The portfolio. Instead of reviewing accounts reactively, when an invoice goes unpaid or a sales rep raises a concern, the credit team manages their portfolio proactively. The AI continuously monitors every account and surfaces the signals that matter: customers trending upward who should be rewarded with better terms, customers trending downward who need attention before they become a problem, and new opportunities that the team would never have spotted manually.

The network effect

There's a compounding dimension to AI in trade credit that makes it different from most AI applications in B2B.

Every credit decision generates data. Every invoice paid or missed, every order placed, every trade interaction adds to the intelligence available to the system. As more suppliers and buyers participate, the quality of every individual assessment improves.

Gartner's prediction that by 2028, 90% of B2B buying will be intermediated by AI agents, pushing over $15 trillion in spend through AI-driven exchanges, points to a future where trade decisions are made within intelligent networks rather than bilateral relationships. A buyer's track record with one supplier informs the assessment another can make. Reliability demonstrated across the network compounds into a commercial reputation that travels with the business.

This is where AI stops being a tool for individual credit teams and becomes infrastructure for the trade economy.

The gap between knowing and doing

That gap, between understanding the opportunity and being ready to capture it, is where the next five years of competitive advantage will be won and lost.

For suppliers in construction, manufacturing, and wholesale, the question isn't whether AI will change how credit decisions are made. The research, the economics, and the technology all point in the same direction.
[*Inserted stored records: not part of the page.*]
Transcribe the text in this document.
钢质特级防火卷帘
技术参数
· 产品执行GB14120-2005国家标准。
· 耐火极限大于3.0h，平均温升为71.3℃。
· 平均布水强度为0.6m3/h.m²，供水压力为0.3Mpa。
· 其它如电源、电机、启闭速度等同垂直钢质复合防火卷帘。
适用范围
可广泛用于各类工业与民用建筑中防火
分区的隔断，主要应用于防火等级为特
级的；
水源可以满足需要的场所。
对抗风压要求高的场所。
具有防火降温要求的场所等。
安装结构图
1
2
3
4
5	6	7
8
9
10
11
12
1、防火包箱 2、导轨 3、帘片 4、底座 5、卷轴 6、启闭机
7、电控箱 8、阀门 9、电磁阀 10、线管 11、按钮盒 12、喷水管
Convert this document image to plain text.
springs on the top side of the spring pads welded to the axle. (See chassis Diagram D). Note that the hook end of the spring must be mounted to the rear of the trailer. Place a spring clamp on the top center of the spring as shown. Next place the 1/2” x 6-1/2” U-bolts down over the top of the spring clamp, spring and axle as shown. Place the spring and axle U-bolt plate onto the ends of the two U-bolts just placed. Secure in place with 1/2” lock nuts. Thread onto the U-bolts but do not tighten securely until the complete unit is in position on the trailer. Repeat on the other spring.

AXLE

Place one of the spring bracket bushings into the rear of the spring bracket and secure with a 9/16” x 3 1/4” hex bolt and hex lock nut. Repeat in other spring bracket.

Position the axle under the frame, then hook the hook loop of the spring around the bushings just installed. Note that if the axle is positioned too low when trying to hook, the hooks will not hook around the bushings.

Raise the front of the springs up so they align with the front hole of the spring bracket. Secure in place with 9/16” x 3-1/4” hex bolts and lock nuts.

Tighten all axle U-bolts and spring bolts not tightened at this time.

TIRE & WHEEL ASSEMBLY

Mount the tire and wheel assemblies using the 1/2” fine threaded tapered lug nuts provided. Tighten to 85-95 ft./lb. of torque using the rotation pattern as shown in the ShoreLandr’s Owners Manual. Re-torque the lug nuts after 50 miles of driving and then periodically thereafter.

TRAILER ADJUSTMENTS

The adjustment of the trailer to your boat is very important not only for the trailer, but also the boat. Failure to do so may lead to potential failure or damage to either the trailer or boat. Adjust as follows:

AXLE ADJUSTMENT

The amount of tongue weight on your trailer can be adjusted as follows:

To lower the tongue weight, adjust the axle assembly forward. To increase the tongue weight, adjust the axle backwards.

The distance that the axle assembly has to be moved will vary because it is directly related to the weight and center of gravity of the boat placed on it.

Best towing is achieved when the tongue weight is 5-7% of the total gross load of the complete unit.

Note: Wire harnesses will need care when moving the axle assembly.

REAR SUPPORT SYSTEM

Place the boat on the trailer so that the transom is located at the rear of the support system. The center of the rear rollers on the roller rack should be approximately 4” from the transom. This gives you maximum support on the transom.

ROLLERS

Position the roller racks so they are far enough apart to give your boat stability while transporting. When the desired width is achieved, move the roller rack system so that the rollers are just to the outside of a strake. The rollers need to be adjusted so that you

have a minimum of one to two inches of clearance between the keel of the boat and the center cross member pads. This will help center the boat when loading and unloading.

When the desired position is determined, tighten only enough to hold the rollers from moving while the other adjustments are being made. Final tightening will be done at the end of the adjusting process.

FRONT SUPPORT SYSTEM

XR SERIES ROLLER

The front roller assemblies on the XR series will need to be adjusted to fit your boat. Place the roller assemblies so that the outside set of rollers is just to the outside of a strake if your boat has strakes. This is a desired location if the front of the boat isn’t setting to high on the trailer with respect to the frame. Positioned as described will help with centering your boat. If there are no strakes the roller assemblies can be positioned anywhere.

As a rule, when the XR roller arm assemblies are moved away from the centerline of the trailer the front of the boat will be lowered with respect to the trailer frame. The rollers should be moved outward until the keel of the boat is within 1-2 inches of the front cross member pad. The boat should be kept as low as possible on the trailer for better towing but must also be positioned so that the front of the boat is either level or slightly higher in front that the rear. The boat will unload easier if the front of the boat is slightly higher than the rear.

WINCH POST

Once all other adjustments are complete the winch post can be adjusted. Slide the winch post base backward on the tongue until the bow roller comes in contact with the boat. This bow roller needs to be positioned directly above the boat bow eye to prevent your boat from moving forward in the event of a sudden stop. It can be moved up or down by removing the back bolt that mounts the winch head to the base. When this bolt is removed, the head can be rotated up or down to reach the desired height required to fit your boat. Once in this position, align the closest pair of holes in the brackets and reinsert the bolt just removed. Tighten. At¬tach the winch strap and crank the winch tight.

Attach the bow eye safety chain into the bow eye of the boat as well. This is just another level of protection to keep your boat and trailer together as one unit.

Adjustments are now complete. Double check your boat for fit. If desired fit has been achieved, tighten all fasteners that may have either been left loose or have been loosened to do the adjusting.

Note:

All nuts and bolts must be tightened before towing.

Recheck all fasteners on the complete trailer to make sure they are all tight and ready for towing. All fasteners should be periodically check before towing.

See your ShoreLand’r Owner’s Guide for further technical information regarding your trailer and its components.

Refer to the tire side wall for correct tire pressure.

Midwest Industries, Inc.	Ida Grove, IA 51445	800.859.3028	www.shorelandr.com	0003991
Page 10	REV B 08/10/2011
The question is whether they'll be the ones using AI to approve faster, extend smarter, and grow their customer base, or the ones watching competitors do it first.

The credit team isn't disappearing. But the credit team armed with AI, seeing every signal, across every account, in real time, will operate on a completely different level. Not a department that prevents losses. A function that drives growth. And the suppliers who build for that future now will be the ones who define how B2B trade works for the next decade.